The Aunt-with-the-Ears did not collect worms; she collected eggs. She collected every sort of egg, and because Norland was an unusual place she collected some very unusual eggs. Some of these had hatched into ordinary birds or reptiles; some had hatched into phoenixes or small dragons and flown away.
But Clarence hadn’t hatched. He was by far the largest egg that any of the aunts had seen—and though eggs can’t really keep on growing, it seemed to them that Clarence inside his egg was somehow forcing the shell outward without breaking it.
He had been with them for six years and still hadn’t made his way out into the world, yet they were certain that he wasn’t dead. Sometimes noises came from him—not cheepings, not cluckings, but . . . sighs, slight groans as though Clarence would have liked to get around to hatching, but couldn’t quite make the effort.
So now they put him on his special trolley and covered him with his egg cozy to stop him from getting chilled and wheeled him around to the third aunt, the Aunt-with-the-Eyes.
This aunt lived at the top of a tall tower which had once been a lighthouse. It was right at the edge of the sea, and when the aunt stood and looked out with her great eyes she could see every ship within hundreds of miles. She too collected things, but not worms or eggs—she collected the bones of sailors who had drowned. She gathered them up and bleached them and kept them in a special room in the tower: toe bones and ankle bones and thigh bones and ribs. This aunt was very thin because of running up and down the stairs of her tower. The Aunt-with-the-Ears was very tall and the Aunt-with-the-Nose was portly.
And when everything had been settled, the aunts set off, pulling Clarence behind them on his trolley.
“After all, Dennis is our nephew,” they told each other. “And we’ll have to see what’s to become of the castle.”
“Yes, that’s true. Who is he going to leave the castle to?”
They wondered about this all the way to Oglefort. The castle was the biggest and most important in the area—it must go to someone who mattered. And of course it should be someone from within the family.

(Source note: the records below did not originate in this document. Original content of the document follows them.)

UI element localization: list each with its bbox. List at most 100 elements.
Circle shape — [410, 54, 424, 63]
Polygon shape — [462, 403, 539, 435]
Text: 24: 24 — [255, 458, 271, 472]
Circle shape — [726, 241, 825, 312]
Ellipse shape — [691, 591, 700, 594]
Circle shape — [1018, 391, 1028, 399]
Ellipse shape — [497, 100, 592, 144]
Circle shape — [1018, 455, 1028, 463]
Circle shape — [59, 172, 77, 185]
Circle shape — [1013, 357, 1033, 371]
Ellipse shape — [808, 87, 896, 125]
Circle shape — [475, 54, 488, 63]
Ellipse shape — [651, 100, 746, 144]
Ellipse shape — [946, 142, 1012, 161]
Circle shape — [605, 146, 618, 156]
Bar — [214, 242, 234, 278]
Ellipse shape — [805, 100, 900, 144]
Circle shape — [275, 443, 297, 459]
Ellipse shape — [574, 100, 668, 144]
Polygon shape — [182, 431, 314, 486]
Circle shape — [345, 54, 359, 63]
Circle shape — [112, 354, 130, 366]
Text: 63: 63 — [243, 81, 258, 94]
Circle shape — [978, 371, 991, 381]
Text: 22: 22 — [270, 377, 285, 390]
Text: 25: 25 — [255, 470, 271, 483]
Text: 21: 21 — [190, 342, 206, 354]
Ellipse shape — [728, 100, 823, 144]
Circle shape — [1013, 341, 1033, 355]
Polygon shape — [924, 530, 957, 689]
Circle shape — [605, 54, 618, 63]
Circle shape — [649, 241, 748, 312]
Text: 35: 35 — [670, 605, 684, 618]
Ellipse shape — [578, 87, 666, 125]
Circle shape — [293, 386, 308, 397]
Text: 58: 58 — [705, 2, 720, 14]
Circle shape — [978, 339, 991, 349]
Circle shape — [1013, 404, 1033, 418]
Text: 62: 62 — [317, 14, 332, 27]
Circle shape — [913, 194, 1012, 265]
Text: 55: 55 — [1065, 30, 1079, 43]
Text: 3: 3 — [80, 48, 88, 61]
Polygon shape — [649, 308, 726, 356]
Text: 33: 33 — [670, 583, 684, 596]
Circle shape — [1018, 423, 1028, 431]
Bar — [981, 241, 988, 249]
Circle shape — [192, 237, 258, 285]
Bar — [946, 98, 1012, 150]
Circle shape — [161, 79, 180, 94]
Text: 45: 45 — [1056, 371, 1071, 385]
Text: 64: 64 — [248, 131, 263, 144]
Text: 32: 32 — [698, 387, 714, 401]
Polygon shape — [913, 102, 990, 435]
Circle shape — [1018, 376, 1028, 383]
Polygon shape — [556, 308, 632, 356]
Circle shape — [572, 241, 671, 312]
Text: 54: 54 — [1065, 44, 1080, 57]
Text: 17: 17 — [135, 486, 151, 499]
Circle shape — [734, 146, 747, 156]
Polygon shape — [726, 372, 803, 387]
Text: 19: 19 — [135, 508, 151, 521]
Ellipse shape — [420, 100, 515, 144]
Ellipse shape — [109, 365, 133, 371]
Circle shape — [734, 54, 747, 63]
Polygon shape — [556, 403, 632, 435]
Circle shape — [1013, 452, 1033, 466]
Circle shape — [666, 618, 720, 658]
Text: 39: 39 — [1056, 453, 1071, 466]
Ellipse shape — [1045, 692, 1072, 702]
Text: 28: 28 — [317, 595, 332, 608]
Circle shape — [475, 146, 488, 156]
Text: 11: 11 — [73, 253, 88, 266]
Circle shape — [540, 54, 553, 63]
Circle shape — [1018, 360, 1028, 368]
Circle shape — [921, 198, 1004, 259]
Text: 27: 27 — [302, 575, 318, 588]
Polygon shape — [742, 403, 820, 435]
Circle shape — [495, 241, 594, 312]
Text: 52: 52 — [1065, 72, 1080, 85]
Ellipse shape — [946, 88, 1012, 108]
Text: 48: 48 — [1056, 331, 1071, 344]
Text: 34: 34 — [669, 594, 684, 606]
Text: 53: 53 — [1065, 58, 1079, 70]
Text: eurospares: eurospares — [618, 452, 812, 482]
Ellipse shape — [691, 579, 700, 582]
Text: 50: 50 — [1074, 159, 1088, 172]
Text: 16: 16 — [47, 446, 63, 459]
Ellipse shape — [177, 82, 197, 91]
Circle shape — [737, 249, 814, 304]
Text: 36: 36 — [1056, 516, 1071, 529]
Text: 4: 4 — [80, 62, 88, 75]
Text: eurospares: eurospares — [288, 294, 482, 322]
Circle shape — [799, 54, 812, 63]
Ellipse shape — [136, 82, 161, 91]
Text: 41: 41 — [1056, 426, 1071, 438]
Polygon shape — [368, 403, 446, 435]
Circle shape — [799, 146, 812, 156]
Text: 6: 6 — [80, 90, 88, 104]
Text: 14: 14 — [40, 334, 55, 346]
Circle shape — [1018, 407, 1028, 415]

If Clarence had only hatched and become someone remarkable, perhaps he would have had a chance to inherit—but the aunts were sensible women and they realized that the ogre couldn’t leave his castle to an egg.
CHAPTER21THE BATTLE
Oh when will the aunts come?” said the ogre in a weak and trembling voice. “I feel terrible. I’m sure I can’t last much longer.”
“You said it would take them at least a week to make the journey,” said Ulf. But he was getting worried. If the ogre died before it was decided which aunt was going to inherit the castle it would make a nasty muddle.
He felt the ogre’s pulse, which was indeed extremely feeble.
“Try a spoonful of this—just a small one,” said the troll, reaching for a plate of gruel which the Hag had made, but the ogre only turned his head away and sighed.
It was at this moment that the gnu, out in the garden, lifted his great head. His ears twitched; he rose to his feet.
“What is it?” asked Ivo.
The gnu was looking anxious. “I hear something,” he said. “Keep very still.”
The children did as they were told. At first they could hear nothing—antelopes have much more sensitive hearing than humans. But as they waited and listened they too heard it.
Hoofbeats. A large number of them. Horses were approaching the castle.
The gnu pawed the ground, ready to take off.
But at that moment the aye-aye came bounding through the branches and dropped to the ground beside them. Her eyes were wide with terror.
“There are men with uniforms riding toward us. I could see them coming over the hill. Many men—a whole army.” She began to whimper. “Men like that are bad—very bad. They have flags with many colors—green and yellow and blue, and foolish hats. When men have such silly clothes they are dangerous.”